No es poco común que se diga que el 15 de septiembre «no hay nada que festejar». Llevamos varios años diciéndolo y parece que se ha convertido en un mantra.
Sin embargo, festejamos.
Ya sea por el desmadre, ya sea porque al final uno quiere recordar al país en el que vive; pero, a pesar de los dichos, no es como que la tradición del Grito de Independencia esté en una profunda decadencia. De hecho, en vez de negarlos, se hace uso de los mismos símbolos para criticar a un gobierno a una régimen. El individuo no va al Zócalo o a la plaza principal porque el presidente, gobernador o alcalde en turno no lo representa, pero ello no significa que no celebre. Es un castigo al régimen, no al orgullo mexicano.
Pero ahí estarán los restaurantes y bares anunciando promociones para llenar sus establecimientos adornados con banderas tricolores y hacer un buen negocio. Otros saldrán de vacaciones aprovechando el puente y celebrarán ahí en su destino turístico, porque la noche del 15 de septiembre no es cualquier noche.
Algunos otros, sin renegar del grito, dicen que México tiene pocas cosas para celebrar, y tal vez no estén equivocados. Nuestro país no es una nación llena de triunfos o momentos gloriosos (celebramos batallas ganadas que fueron parte de guerras perdidas), e incluso parte de nuestro ideario consiste en relatos victimizantes desde los cuales el mexicano no puede perdonar a los españoles por la conquista, o como aquellas agresiones estadounidenses que son contrastadas con hechos meramente simbólicos como ese momento en que Juan Escutia se habría arrojado por la bandera.
Pero al fin y al cabo nuestra nación tiene que tener una identidad, un relato que cohesione a nuestro país y que no lo condene a ser una mera formalidad ni reduzca la ciudadanía a un mero contrario obligatorio. Todas las naciones promueven relatos llenos de mitos y símbolos a través de la historia y la educación pública (y privada en muchas ocasiones) de tal forma que el individuo se identifique con el país que lo vio nacer. Ahí está Estados Unidos y sus Padres Fundadores, Francia y su Revolución. Dichos eventos, evidentemente edulcorados a propósito con el paso del tiempo, le dan a las naciones un rasgo ùnico que las identifican de las demás. Pero también recurren a otras cuestiones como tradiciones típicas, platillos de comida, bebidas, arte o música que están muy relacionadas con la nación en cuestión y que los hace únicos fuera de sus fronteras.

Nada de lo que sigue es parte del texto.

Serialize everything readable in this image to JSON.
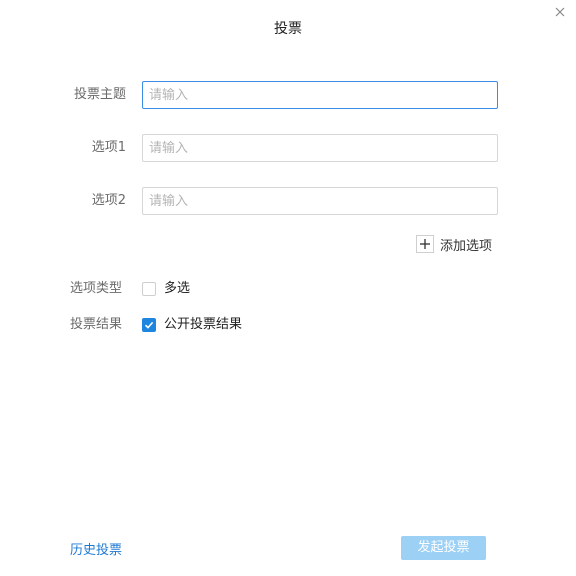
{
  "dialog": {
    "title": "投票",
    "close_icon": "close-icon"
  },
  "form": {
    "topic": {
      "label": "投票主题",
      "placeholder": "请输入",
      "value": ""
    },
    "options": [
      {
        "label": "选项1",
        "placeholder": "请输入",
        "value": ""
      },
      {
        "label": "选项2",
        "placeholder": "请输入",
        "value": ""
      }
    ],
    "add_option_label": "添加选项",
    "add_option_icon": "plus-icon",
    "option_type": {
      "label": "选项类型",
      "checkbox_text": "多选",
      "checked": false
    },
    "result": {
      "label": "投票结果",
      "checkbox_text": "公开投票结果",
      "checked": true
    }
  },
  "footer": {
    "history_link": "历史投票",
    "submit_label": "发起投票",
    "submit_enabled": false
  },
  "colors": {
    "accent": "#1f86e0",
    "link": "#1f7ad4",
    "submit_disabled_bg": "#9cd0f5",
    "focus_border": "#3a8ee6"
  }
}
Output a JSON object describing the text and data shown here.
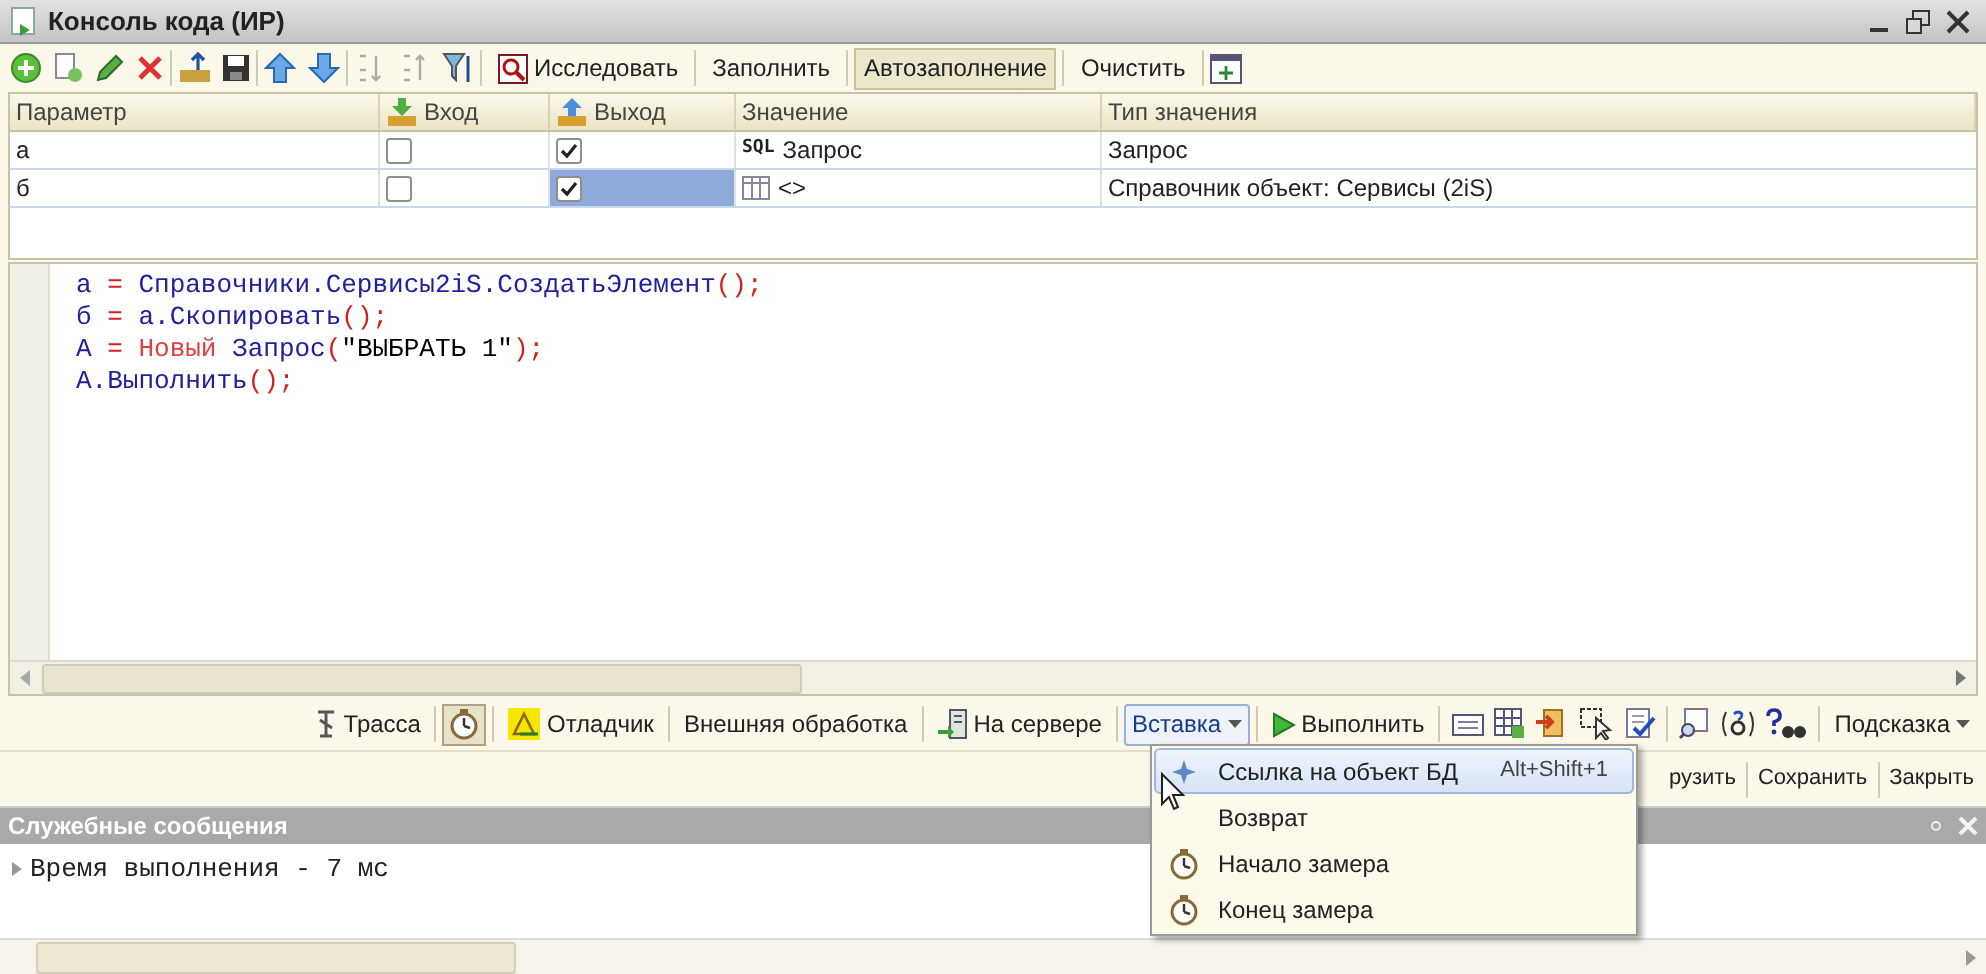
{
  "window": {
    "title": "Консоль кода (ИР)"
  },
  "toolbar": {
    "buttons": [
      {
        "label": "Исследовать",
        "pressed": false
      },
      {
        "label": "Заполнить",
        "pressed": false
      },
      {
        "label": "Автозаполнение",
        "pressed": true
      },
      {
        "label": "Очистить",
        "pressed": false
      }
    ]
  },
  "table": {
    "columns": [
      {
        "label": "Параметр"
      },
      {
        "label": "Вход"
      },
      {
        "label": "Выход"
      },
      {
        "label": "Значение"
      },
      {
        "label": "Тип значения"
      }
    ],
    "rows": [
      {
        "name": "а",
        "in_checked": false,
        "out_checked": true,
        "kind": "query",
        "value_badge": "SQL",
        "value": "Запрос",
        "type": "Запрос",
        "selected": false
      },
      {
        "name": "б",
        "in_checked": false,
        "out_checked": true,
        "kind": "object",
        "value": "<>",
        "type": "Справочник объект: Сервисы (2iS)",
        "selected": true
      }
    ]
  },
  "code": [
    [
      {
        "kind": "ident",
        "text": "а"
      },
      {
        "kind": "op",
        "text": " = "
      },
      {
        "kind": "ident",
        "text": "Справочники.Сервисы2iS.СоздатьЭлемент"
      },
      {
        "kind": "op",
        "text": "();"
      }
    ],
    [
      {
        "kind": "ident",
        "text": "б"
      },
      {
        "kind": "op",
        "text": " = "
      },
      {
        "kind": "ident",
        "text": "а.Скопировать"
      },
      {
        "kind": "op",
        "text": "();"
      }
    ],
    [
      {
        "kind": "ident",
        "text": "А"
      },
      {
        "kind": "op",
        "text": " = "
      },
      {
        "kind": "keyword",
        "text": "Новый"
      },
      {
        "kind": "ident",
        "text": " Запрос"
      },
      {
        "kind": "op",
        "text": "("
      },
      {
        "kind": "string",
        "text": "\"ВЫБРАТЬ 1\""
      },
      {
        "kind": "op",
        "text": ");"
      }
    ],
    [
      {
        "kind": "ident",
        "text": "А.Выполнить"
      },
      {
        "kind": "op",
        "text": "();"
      }
    ]
  ],
  "bottom_toolbar": {
    "items": [
      {
        "kind": "button",
        "label": "Трасса",
        "pressed": false
      },
      {
        "kind": "toggle",
        "pressed": true
      },
      {
        "kind": "button",
        "label": "Отладчик",
        "pressed": false
      },
      {
        "kind": "button",
        "label": "Внешняя обработка",
        "pressed": false
      },
      {
        "kind": "button",
        "label": "На сервере",
        "pressed": false
      },
      {
        "kind": "dropdown",
        "label": "Вставка",
        "pressed": true
      },
      {
        "kind": "button",
        "label": "Выполнить",
        "pressed": false
      },
      {
        "kind": "icons"
      },
      {
        "kind": "dropdown",
        "label": "Подсказка",
        "pressed": false
      }
    ]
  },
  "form_buttons": [
    {
      "label": "рузить"
    },
    {
      "label": "Сохранить"
    },
    {
      "label": "Закрыть"
    }
  ],
  "insert_menu": {
    "items": [
      {
        "label": "Ссылка на объект БД",
        "shortcut": "Alt+Shift+1",
        "selected": true
      },
      {
        "label": "Возврат",
        "selected": false
      },
      {
        "label": "Начало замера",
        "selected": false
      },
      {
        "label": "Конец замера",
        "selected": false
      }
    ]
  },
  "messages_panel": {
    "title": "Служебные сообщения",
    "messages": [
      "Время выполнения - 7 мс"
    ]
  }
}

En estos tiempos posmodernos se muestra una tendencia a cuestionar y deconstruir dichos símbolos y significados (lo cual se vuelve evidente no solo en México en casi cualquier nación occidental). Se nos insiste que la historia que nos contaron no fue la que realmente aconteció, nos humanizan a los héroes despojándolos de su aura mitológico para mostrarlos tal cual individuos de carne y hueso, tan falibles e imperfectos como nosotros a través de los cuales intentan analizar la historia desde distintas perspectivas y con fines distintos a la procuración de un orgullo nacional.
Pero tampoco es como que esa deconstrucción de los símbolos y los mitos ponga en jaque a la identidad nacional. Es como un: sí, sabemos que la historia no fue como nos lo contaron, pero de todos modos hay que celebrarlo porque somos mexicanos. Entonces entendemos lo simbólico como un relato, que no necesariamente es una fiel recreación de la realidad, pero con todo ese reconocimiento le damos su valor porque es algo muy nuestro, porque son nuestros símbolos (más allá de que no los tomemos en sentido literal).
Podemos cuestionar muchas cosas sobre el Grito, sobre si Hidalgo realmente buscaba la independencia, sobre quiénes merecerían más crédito por los anales de la historia; pero al final respetamos a dichos personajes mitológicos, son muy nuestros, son muy mexicanos.
Nuestro país podrá ser imperfecto, podrá no ser una de las grandes naciones del concierto mundial y no necesariamente presume las mejores métricas de desarrollo. Pero a pesar de lo dicho hay una identidad, un amor por la tierra, por lo mexicano. Y muy posiblemente no haya indignación con el estado de las cosas que haga que el mexicano se desprenda por completo de sus símbolos, de lo que lo hace sentir único, de ese patriotismo (que no debe confundirse con aquel nacionalismo dogmático y xenófobo), de ese sentimiento de pertenencia, de esos colores de los que sabe forma parte, a pesar de todo.
Por ello, siempre habrá un 15 de septiembre para gritar ¡Viva México!